Monday, September 14, 2009

Debate With Marc Morano

Marc Morano (of ClimateDepot.com) and I have agreed to a debate on the climate change situation and debate this November, just before the Copenhagen Conference. We'd prefer to do it on the radio than via Web cam. Any one out there want to carry such a debate for, say, an hour?

4 comments:

Unknown said...

Brush up on your rhetoric - you'll need it, esp the part of rhetoric that identifies opponent's tactics - misdirection, false equivalence, false premise, hasty generalization. Those are the standards. We all know the cherry-picking. Here is an analysis of the Swift Boater's "650 scientists" ('not credible'). The aggressive bluster to hide weakness is to be expected as well. Don't get flustered at these tactics and you'll wipe the floor with him. Poor guy needs the pub.

Best,

D

Anonymous said...

Brilliant analysis of a forthcoming debate. Personally attacking someone who disagrees with you is helpful. Why don't you read and cite all the peer reviewed articles, not just those with which you agree? To come to your own independent conclusions requires reading all journals. Good science requires this.

Unknown said...

Why don't you read and cite all the peer reviewed articles, not just those with which you agree? To come to your own independent conclusions requires reading all journals. Good science requires this.

Well, of course.

Trouble is, none of the peer-reviewed papers support the denialist position, so one expects that Morano will distract away from this inconvenient fact, as I implied above. If David can deflect the rhetorical tactics, Morano has zero chance.
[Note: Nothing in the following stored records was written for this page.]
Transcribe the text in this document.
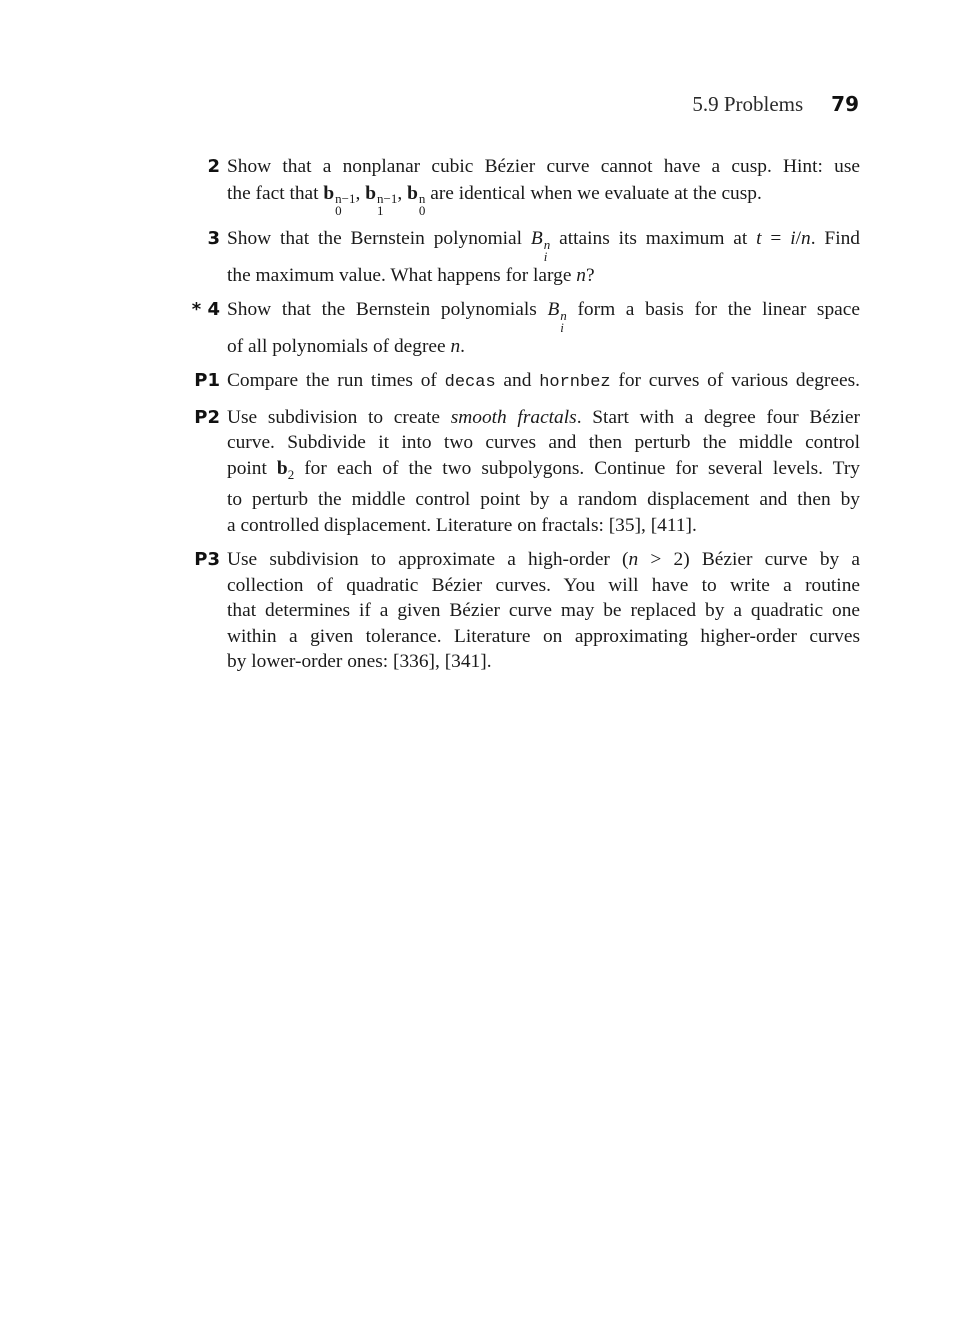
5.9 Problems 79
2 Show that a nonplanar cubic Bézier curve cannot have a cusp. Hint: use
the fact that b n−1
0
, b n−1
1
, b n
0
are identical when we evaluate at the cusp.
3 Show that the Bernstein polynomial B n
i
attains its maximum at t = i/n. Find
the maximum value. What happens for large n?
* 4 Show that the Bernstein polynomials B n
i
form a basis for the linear space
of all polynomials of degree n.
P1 Compare the run times of decas and hornbez for curves of various degrees.
P2 Use subdivision to create smooth fractals. Start with a degree four Bézier
curve. Subdivide it into two curves and then perturb the middle control
point $b_2$ for each of the two subpolygons. Continue for several levels. Try
to perturb the middle control point by a random displacement and then by
a controlled displacement. Literature on fractals: [35], [411].
P3 Use subdivision to approximate a high-order (n > 2) Bézier curve by a
collection of quadratic Bézier curves. You will have to write a routine
that determines if a given Bézier curve may be replaced by a quadratic one
within a given tolerance. Literature on approximating higher-order curves
by lower-order ones: [336], [341].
The past tactics to expect in distracting away from the overwhelming evidence being the ones I listed.

As I have said a million times: denialists have nothing. I merely pointed out for David the likely tactics to expect.

No need to misdirect away from that, eh anon?

Best,

D

rhhardin said...

Bloggingheads would be a nice forum, though I don't know the conventions.

I suppose it would have to be interesting.

Bear in mind that neither side is doing science.

It's modelers vs model deniers.

No Navier-Stokes equations are in sight.

So I'm not sure how interesting it would be.